Global Average Pooling in Pytorch


I am trying to use global average pooling, however I have no idea on how to implement this in pytorch. So global average pooling is described briefly as:

It means that if you have a 3D 8,8,128 tensor at the end of your last convolution, in the traditional method, you flatten it into a 1D vector of size 8x8x128. And you then add one or several fully connected layers and then at the end, a softmax layer that reduces the size to 10 classification categories and applies the softmax operator.

The global average pooling means that you have a 3D 8,8,10 tensor and compute the average over the 8,8 slices, you end up with a 3D tensor of shape 1,1,10 that you reshape into a 1D vector of shape 10. And then you add a softmax operator without any operation in between. The tensor before the average pooling is supposed to have as many channels as your model has classification categories.

So, to me it sounds like in one case you do

tensor = tensor.view(8*8*10, 10)
tensor = self.Linear(tensor)   # size 10
tensor = self.Softmax(tensor)

and, in the other, you do

tensor = self.Conv2d(output_size = 10, kernel_size=1)  #to get [10x8x8] size
tensor = self.GovalAvgPooling(tensor)  #whatever this is , to get [10, 1, 1]
tensor = self.Squeeze_Dims(tensor)  # to just get a vector [10]
tensor = self.Softmax(tensor)

Here are the questions:

  1. Are the above examples correct, keeping in mind the description of global average pooling?
  2. How can I do the global average pooling? Should I use the functional module?
  3. The paper I am trying to reproduce (residual nets) says that:

The network ends with a global average pooling, a 10-way fully-connected layer, and softmax.

But this does not make sense ?? Why do they need the 10-way fc layer?

Questions about global average pooling
(Allen Ye) #2

Is nn.AvgPool2d() what you’re looking for?


That is the pooling layer, yes, but it seems to be more complicated than just using pooling. Or am I wrong?

(Anuvabh) #4

Global average pooling means that you average each feature map separately. In your case if the feature map is of dimension 8 x 8, you average each and obtain a single value. The important part here is that you do the average operation per-channel. You can think of each of the feature maps as the final feature representation per category over which you want to do classification.

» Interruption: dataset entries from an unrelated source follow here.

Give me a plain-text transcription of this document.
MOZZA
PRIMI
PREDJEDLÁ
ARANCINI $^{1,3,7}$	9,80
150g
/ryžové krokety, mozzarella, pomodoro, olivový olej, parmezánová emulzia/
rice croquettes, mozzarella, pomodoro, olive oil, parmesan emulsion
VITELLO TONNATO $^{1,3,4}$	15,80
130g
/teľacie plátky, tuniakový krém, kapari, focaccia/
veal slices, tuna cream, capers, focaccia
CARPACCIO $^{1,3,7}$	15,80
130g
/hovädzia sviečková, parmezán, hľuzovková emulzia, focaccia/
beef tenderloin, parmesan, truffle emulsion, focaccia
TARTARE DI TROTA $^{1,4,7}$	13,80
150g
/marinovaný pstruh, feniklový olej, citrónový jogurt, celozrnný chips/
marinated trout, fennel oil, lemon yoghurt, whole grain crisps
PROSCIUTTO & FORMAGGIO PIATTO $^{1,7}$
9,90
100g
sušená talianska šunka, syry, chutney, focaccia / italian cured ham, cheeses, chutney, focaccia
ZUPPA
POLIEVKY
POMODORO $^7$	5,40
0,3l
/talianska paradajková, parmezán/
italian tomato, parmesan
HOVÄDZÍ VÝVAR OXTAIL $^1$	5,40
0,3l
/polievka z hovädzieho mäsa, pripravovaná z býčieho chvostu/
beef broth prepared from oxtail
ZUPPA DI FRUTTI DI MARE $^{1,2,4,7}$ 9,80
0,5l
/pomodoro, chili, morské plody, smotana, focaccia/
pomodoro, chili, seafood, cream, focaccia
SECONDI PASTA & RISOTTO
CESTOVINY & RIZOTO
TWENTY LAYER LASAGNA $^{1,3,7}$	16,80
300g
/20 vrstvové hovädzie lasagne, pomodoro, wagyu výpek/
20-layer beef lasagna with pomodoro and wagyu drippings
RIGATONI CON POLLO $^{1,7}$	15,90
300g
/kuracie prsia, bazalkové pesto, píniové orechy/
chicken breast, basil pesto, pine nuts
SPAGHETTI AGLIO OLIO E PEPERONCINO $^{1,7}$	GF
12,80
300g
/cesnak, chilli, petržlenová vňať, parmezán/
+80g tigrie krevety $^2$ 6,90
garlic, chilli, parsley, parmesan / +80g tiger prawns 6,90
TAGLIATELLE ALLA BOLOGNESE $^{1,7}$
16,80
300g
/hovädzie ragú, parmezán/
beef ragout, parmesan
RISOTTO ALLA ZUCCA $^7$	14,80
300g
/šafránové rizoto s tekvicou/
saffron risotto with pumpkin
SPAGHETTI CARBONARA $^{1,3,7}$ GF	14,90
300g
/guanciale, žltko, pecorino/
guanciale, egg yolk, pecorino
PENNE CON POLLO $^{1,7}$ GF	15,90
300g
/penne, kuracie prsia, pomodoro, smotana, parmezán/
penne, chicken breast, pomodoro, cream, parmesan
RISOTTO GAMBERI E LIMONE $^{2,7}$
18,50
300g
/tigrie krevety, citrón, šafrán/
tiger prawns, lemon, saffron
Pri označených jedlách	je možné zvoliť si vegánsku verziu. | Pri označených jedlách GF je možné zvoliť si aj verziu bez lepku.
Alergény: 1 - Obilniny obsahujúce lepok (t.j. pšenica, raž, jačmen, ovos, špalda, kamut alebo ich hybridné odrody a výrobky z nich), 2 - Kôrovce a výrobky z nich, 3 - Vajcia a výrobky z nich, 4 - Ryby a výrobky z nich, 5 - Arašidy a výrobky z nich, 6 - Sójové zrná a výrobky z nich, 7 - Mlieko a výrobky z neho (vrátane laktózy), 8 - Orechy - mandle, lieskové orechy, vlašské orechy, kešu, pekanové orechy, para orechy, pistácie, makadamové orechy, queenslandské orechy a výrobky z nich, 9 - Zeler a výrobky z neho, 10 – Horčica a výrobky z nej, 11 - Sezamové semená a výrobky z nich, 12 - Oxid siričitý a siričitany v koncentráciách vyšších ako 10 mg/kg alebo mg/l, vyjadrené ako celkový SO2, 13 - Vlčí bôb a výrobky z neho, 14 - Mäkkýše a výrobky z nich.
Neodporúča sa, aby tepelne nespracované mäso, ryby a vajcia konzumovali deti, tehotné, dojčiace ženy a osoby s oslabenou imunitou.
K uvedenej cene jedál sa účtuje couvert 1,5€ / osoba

To do this you can apply either nn.AvgPool2d or F.avg_pool2d with kernel_size equal to the dimensions of the feature maps (in this case, 8).

The 10-way fc is because there are 10 categories. It’s like you extract features from all the preceeding conv layers and feed them into a linear classifier.


why not use torch.mean to achieve this?

(Ywu36) #6

torch.mean works on one dimension instead of all three dimensions.

(Ywu36) #7

Try this:

F.avg_pool3d(tensor, kernel_size=input.size()[2:]).view(input.size()[0],-1)

(Indrayana Rustandi) #8

Just a note, the SqueezeNet architecture (available in PyTorch model zoo) uses global average pooling. Here’s global average pooling as implemented there:

final_conv = nn.Conv2d(512, self.num_classes, kernel_size=1)
self.classifier = nn.Sequential(

512 is the number of channels in the feature maps feeding in to this layer, and 13 is the number of rows and columns in the feature maps going in to this layer. You’ll need to change these depending on your network structure.

(Wangchust) #9

x = nn.avg_pool2d(x, x.size()[2:]) works fine when x.shape=N * C * H * W

(jdhao) #10

Another way to do global average pooling for each feature map is to use torch.mean as suggested by @Soumith_Chintala, but we need to flatten each feature map into to vector. The following snippet illustrates the idea,

# suppose x is your feature map with size N*C*H*W
x = torch.mean(x.view(x.size(0), x.size(1), -1), dim=2)
# now x is of size N*C

Also you can use adaptive_avg_pool2d to achieve global average pooling, just set the output size to (1, 1),

import torch.nn.functional as F
x = F.adaptive_avg_pool2d(x, (1, 1))

(Lin Eric) #11

use nn.AdaptiveMaxPool2d,

(Ihor Menshykov) #12

Did anyone make any benchmarks? I’m guessing mean was probably the fastest?